One of my favorite classes at the University of Minnesota was an elective journalism law and ethics course. Ironically, I never wanted to be a journalist in the trenches of reporting the news, but I always knew the news was important and had a deep respect for The First Amendment and the press.  

 In an industry where information is everything, Dezzies (our team) are a bunch of news junkies and we’re privileged to know and work with those on the frontlines of reporting the news. As media continues to consolidate and the journalism profession is often under siege at home and abroad, Dezenhall Resources is proud to support the National Press Foundation’s work to “make good journalists better.”  

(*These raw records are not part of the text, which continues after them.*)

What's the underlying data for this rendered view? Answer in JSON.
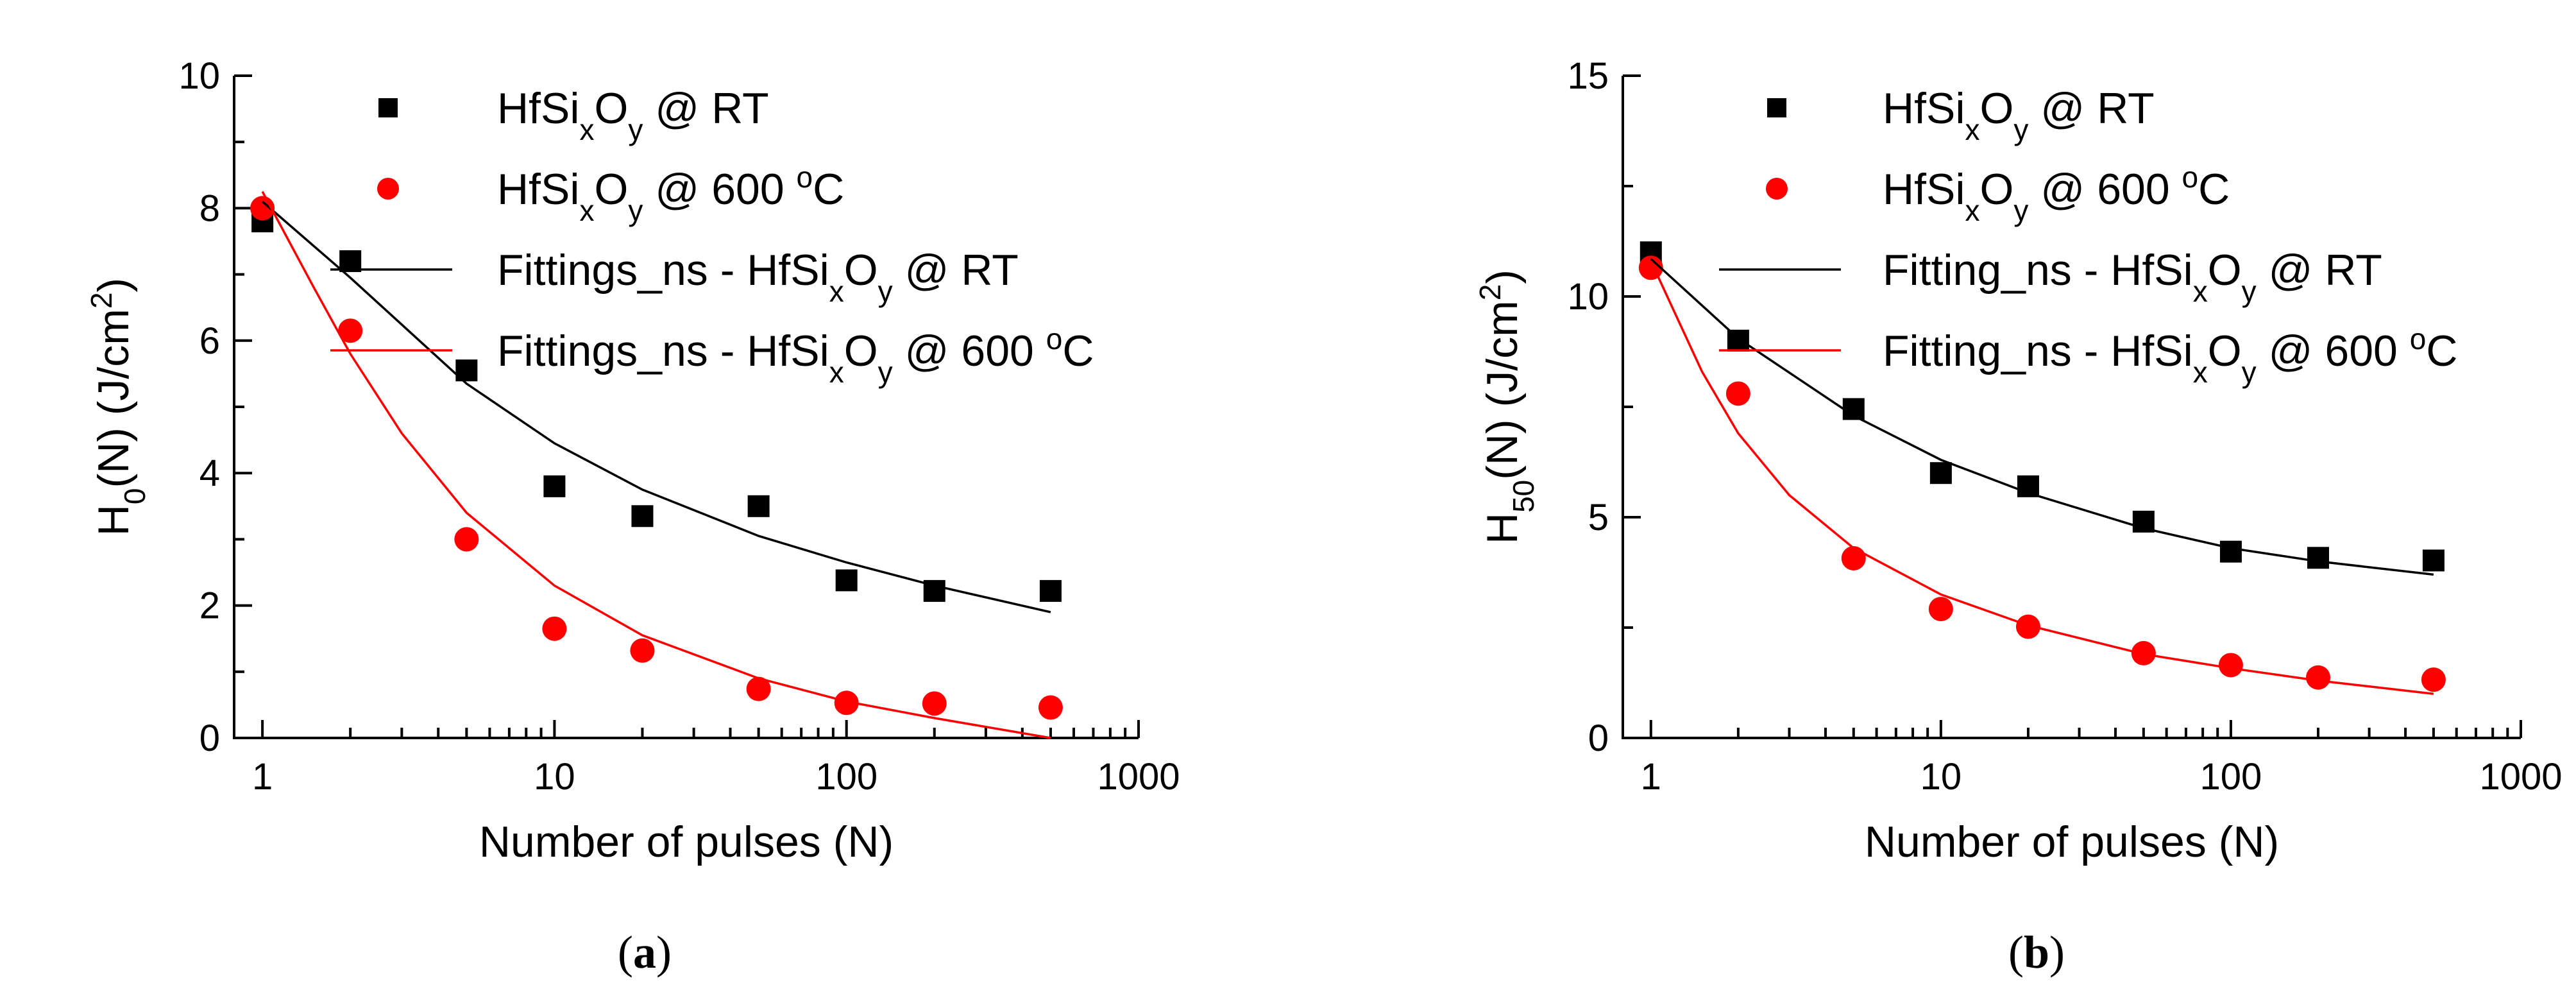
{
  "chart_data": [
    {
      "type": "scatter",
      "panel_label": "a",
      "xscale": "log",
      "xlim": [
        0.8,
        1000
      ],
      "ylim": [
        0,
        10
      ],
      "xticks": [
        1,
        10,
        100,
        1000
      ],
      "yticks": [
        0,
        2,
        4,
        6,
        8,
        10
      ],
      "xlabel": "Number of pulses (N)",
      "ylabel": {
        "main": "H",
        "sub": "0",
        "rest": "(N) (J/cm",
        "sup": "2",
        "end": ")"
      },
      "legend_position": "top-right",
      "series": [
        {
          "name": "HfSixOy @ RT",
          "marker": "square",
          "color": "#000000",
          "x": [
            1,
            2,
            5,
            10,
            20,
            50,
            100,
            200,
            500
          ],
          "y": [
            7.8,
            7.2,
            5.55,
            3.8,
            3.35,
            3.5,
            2.38,
            2.22,
            2.22
          ]
        },
        {
          "name": "HfSixOy @ 600 oC",
          "marker": "circle",
          "color": "#ff0000",
          "x": [
            1,
            2,
            5,
            10,
            20,
            50,
            100,
            200,
            500
          ],
          "y": [
            8.0,
            6.15,
            3.0,
            1.65,
            1.32,
            0.74,
            0.53,
            0.52,
            0.46
          ]
        },
        {
          "name": "Fittings_ns - HfSixOy @ RT",
          "line": true,
          "color": "#000000",
          "x": [
            1,
            2,
            5,
            10,
            20,
            50,
            100,
            200,
            500
          ],
          "y": [
            8.1,
            6.95,
            5.35,
            4.45,
            3.75,
            3.05,
            2.65,
            2.3,
            1.9
          ]
        },
        {
          "name": "Fittings_ns - HfSixOy @ 600 oC",
          "line": true,
          "color": "#ff0000",
          "x": [
            1,
            1.5,
            2,
            3,
            5,
            10,
            20,
            50,
            100,
            200,
            500
          ],
          "y": [
            8.25,
            6.8,
            5.8,
            4.6,
            3.4,
            2.3,
            1.55,
            0.9,
            0.55,
            0.3,
            0.0
          ]
        }
      ],
      "legend": [
        {
          "pre": "HfSi",
          "sub1": "x",
          "mid": "O",
          "sub2": "y",
          "post": " @ RT"
        },
        {
          "pre": "HfSi",
          "sub1": "x",
          "mid": "O",
          "sub2": "y",
          "post": " @ 600 ",
          "sup": "o",
          "end": "C"
        },
        {
          "pre": "Fittings_ns - HfSi",
          "sub1": "x",
          "mid": "O",
          "sub2": "y",
          "post": " @ RT"
        },
        {
          "pre": "Fittings_ns - HfSi",
          "sub1": "x",
          "mid": "O",
          "sub2": "y",
          "post": " @ 600 ",
          "sup": "o",
          "end": "C"
        }
      ]
    },
    {
      "type": "scatter",
      "panel_label": "b",
      "xscale": "log",
      "xlim": [
        0.8,
        1000
      ],
      "ylim": [
        0,
        15
      ],
      "xticks": [
        1,
        10,
        100,
        1000
      ],
      "yticks": [
        0,
        5,
        10,
        15
      ],
      "xlabel": "Number of pulses (N)",
      "ylabel": {
        "main": "H",
        "sub": "50",
        "rest": "(N) (J/cm",
        "sup": "2",
        "end": ")"
      },
      "legend_position": "top-right",
      "series": [
        {
          "name": "HfSixOy @ RT",
          "marker": "square",
          "color": "#000000",
          "x": [
            1,
            2,
            5,
            10,
            20,
            50,
            100,
            200,
            500
          ],
          "y": [
            11.0,
            9.0,
            7.45,
            6.0,
            5.7,
            4.9,
            4.22,
            4.08,
            4.02
          ]
        },
        {
          "name": "HfSixOy @ 600 oC",
          "marker": "circle",
          "color": "#ff0000",
          "x": [
            1,
            2,
            5,
            10,
            20,
            50,
            100,
            200,
            500
          ],
          "y": [
            10.65,
            7.8,
            4.07,
            2.92,
            2.52,
            1.92,
            1.65,
            1.37,
            1.32
          ]
        },
        {
          "name": "Fitting_ns - HfSixOy @ RT",
          "line": true,
          "color": "#000000",
          "x": [
            1,
            2,
            5,
            10,
            20,
            50,
            100,
            200,
            500
          ],
          "y": [
            10.85,
            9.05,
            7.3,
            6.3,
            5.55,
            4.75,
            4.3,
            4.0,
            3.7
          ]
        },
        {
          "name": "Fitting_ns - HfSixOy @ 600 oC",
          "line": true,
          "color": "#ff0000",
          "x": [
            1,
            1.5,
            2,
            3,
            5,
            10,
            20,
            50,
            100,
            200,
            500
          ],
          "y": [
            10.8,
            8.3,
            6.9,
            5.5,
            4.3,
            3.25,
            2.55,
            1.9,
            1.58,
            1.3,
            1.0
          ]
        }
      ],
      "legend": [
        {
          "pre": "HfSi",
          "sub1": "x",
          "mid": "O",
          "sub2": "y",
          "post": " @ RT"
        },
        {
          "pre": "HfSi",
          "sub1": "x",
          "mid": "O",
          "sub2": "y",
          "post": " @ 600 ",
          "sup": "o",
          "end": "C"
        },
        {
          "pre": "Fitting_ns - HfSi",
          "sub1": "x",
          "mid": "O",
          "sub2": "y",
          "post": " @ RT"
        },
        {
          "pre": "Fitting_ns - HfSi",
          "sub1": "x",
          "mid": "O",
          "sub2": "y",
          "post": " @ 600 ",
          "sup": "o",
          "end": "C"
        }
      ]
    }
  ]
}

 Through professional development opportunities, reporting tools and techniques training, unique educational programming, and awards and fellowships, NPF has been helping journalists understand the impacts of public policy on readers and viewers – something that’s critical to democracy and the work we do day in and day out.  

 While NPF’s work is ongoing, one night a year journalism organizations, foundations, corporations and individual supporters gather for NPF’s annual awards dinner to reflect on the great work of journalists throughout the past year. This year, at the 41st Journalism Awards Dinner, NPF welcomed a new class of Paul Miller and Widening the Pipeline fellows and celebrated the incredible work of Jen Soreson, Hannah Dreier, Al Roker, Dorothy Butler Gilliam, Evan Gershkovich, Monica Richardson and the newsrooms of The Washington Post, Bloomberg News, The Connecticut Mirror and The Los Angeles Times.  

NPF Honors

As Dorothy Butler Gilliam, the first African American woman reporter at The Washington Post and recipient of The W.M. Kiplinger Distinguished Contributions to Journalism Award recipient, said in her acceptance speech, “Journalism doesn’t just give once, it keeps giving.” 

I’m not a particularly optimistic person, but I found myself incredibly inspired by the evening and leaving with a renewed sense of possibility that while division is all around us, storytelling unites us and so long as there are stories being told there’s hope for a brighter tomorrow.  

A special thanks to all that joined us, Grover Norquist with Americans for Tax Reform, Erin Waters with RealClear Media Group, Jennifer Jacobs with Bloomberg News, Jared Janeczko  with The German Marshall Fund, and 2024 Widening the Pipeline Fellows Nushrat Rahman with The Detroit Free Press and Mehr Sher with Carolina Public Press.